Лаконично-костяной звук виснет в охваченном январской дремой воздухе. На плоско-пустынных пространствах берега, моря, далей – группки людей, одетых по-советски (слово уже исчезает из обихода), отчужденные от этих пространств и друг от друга; и только собачки, привезенные с тех скифских земель, носятся по пустынному пляжу явственной связью между группами.
На утоптанном песке у кромки моря ватага упитанных толстяков играет в футбол.
И в противовес им вдали – словно бы стремительно и легко обведенные линией Дега, на грани реальности и иллюзии – три лошади, три всадника, и в их случайных произвольных движениях – тайная свобода жизни.
И всегда это пространство, вечером или на холодном рассвете с невысоким слабым солнцем за облаками цвета тусклого непротертого жемчуга, среди которых проступают полыньи голубых небесных вод, кажется отчужденно прекрасным и влекущим вопреки настороженно замершему во плоти инстинкту самосохранения – переходом в иные, летейские поля, в иной ожидающий нас мир.
И миг этот с такой легкостью и естественностью приобщается к редким, лучшим, глубочайшим мгновениям долго прожитой жизни…
Воды многие –
Чад прибоя, примусный гул плитчатых волн. Чернь. Червление. Ветошь, обдающая камни пеной, вмиг набирает лунный свет, озаряет песчаный откос и падает на него высыхающими клочьями.
Опять на миг и навечно в беге моей жизни рождается миф плетется
Волны впопыхах срываются с источенных скал – как что-то забыли. Торопь и оторопь.

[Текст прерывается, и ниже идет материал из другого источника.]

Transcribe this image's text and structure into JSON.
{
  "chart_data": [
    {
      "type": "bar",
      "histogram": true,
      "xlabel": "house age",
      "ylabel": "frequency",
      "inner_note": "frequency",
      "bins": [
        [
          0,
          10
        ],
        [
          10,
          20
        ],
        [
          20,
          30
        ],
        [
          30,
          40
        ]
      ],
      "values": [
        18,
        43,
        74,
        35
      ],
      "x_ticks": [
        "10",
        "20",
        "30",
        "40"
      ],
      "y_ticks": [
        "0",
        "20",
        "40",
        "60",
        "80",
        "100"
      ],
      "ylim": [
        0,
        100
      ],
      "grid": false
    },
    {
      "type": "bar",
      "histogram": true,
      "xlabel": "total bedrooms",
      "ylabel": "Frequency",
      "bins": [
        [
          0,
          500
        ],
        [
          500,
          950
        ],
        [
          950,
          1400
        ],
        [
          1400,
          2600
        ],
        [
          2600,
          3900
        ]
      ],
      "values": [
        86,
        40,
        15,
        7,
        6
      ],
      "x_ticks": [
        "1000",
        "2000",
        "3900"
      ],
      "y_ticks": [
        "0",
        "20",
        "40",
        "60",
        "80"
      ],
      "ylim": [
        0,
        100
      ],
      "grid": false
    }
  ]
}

Мы шли вдоль моря, уходили, вопреки
своему желанию, в беспамятство пустынь
на целое поколение,
нас окружали розы и тернии,
которые не мы растили,
ибо все выращенное нами было из памяти,
более похожей на фата-моргану
и потому не исчезающей из сознания
человечества.
Великие реки, уроженки Запада, текли
под азийскими ветрами,
мелея в меловых берегах,
и море сгущало их в пену,
в молоко, створаживающееся в семя жизни,
в нашу плоть,
и известь, выпадавшая в осадок и возносимая
ветрами, сгущалась в наши кости.
Море, всасывающее в свою ненасытную утробу
целые народы, растворяющее их в глубине,
чужбине своей, беспамятстве своем,
хранило нас в день тяжкого солнца,
в день невероятной слабости нашей,
хранило от пчел пустыни, мелких, как их укус,
несущий неотвратимую смерть.
Ночь пустыни, как тёмная вода, обливает внезапным холодом, захватывая дух. Ночная вода – родниковый сон. Вибрирует, льется источник, ключ к жизни, вечное чудо пустыни.
Волосяная струйка воды – нить этой жизни в отличие от мертвой струйки в песочных часах Египта.
Бурдюк – водяные часы Времени.
Тонкострунная музыка воды – в редких оазисах Синая.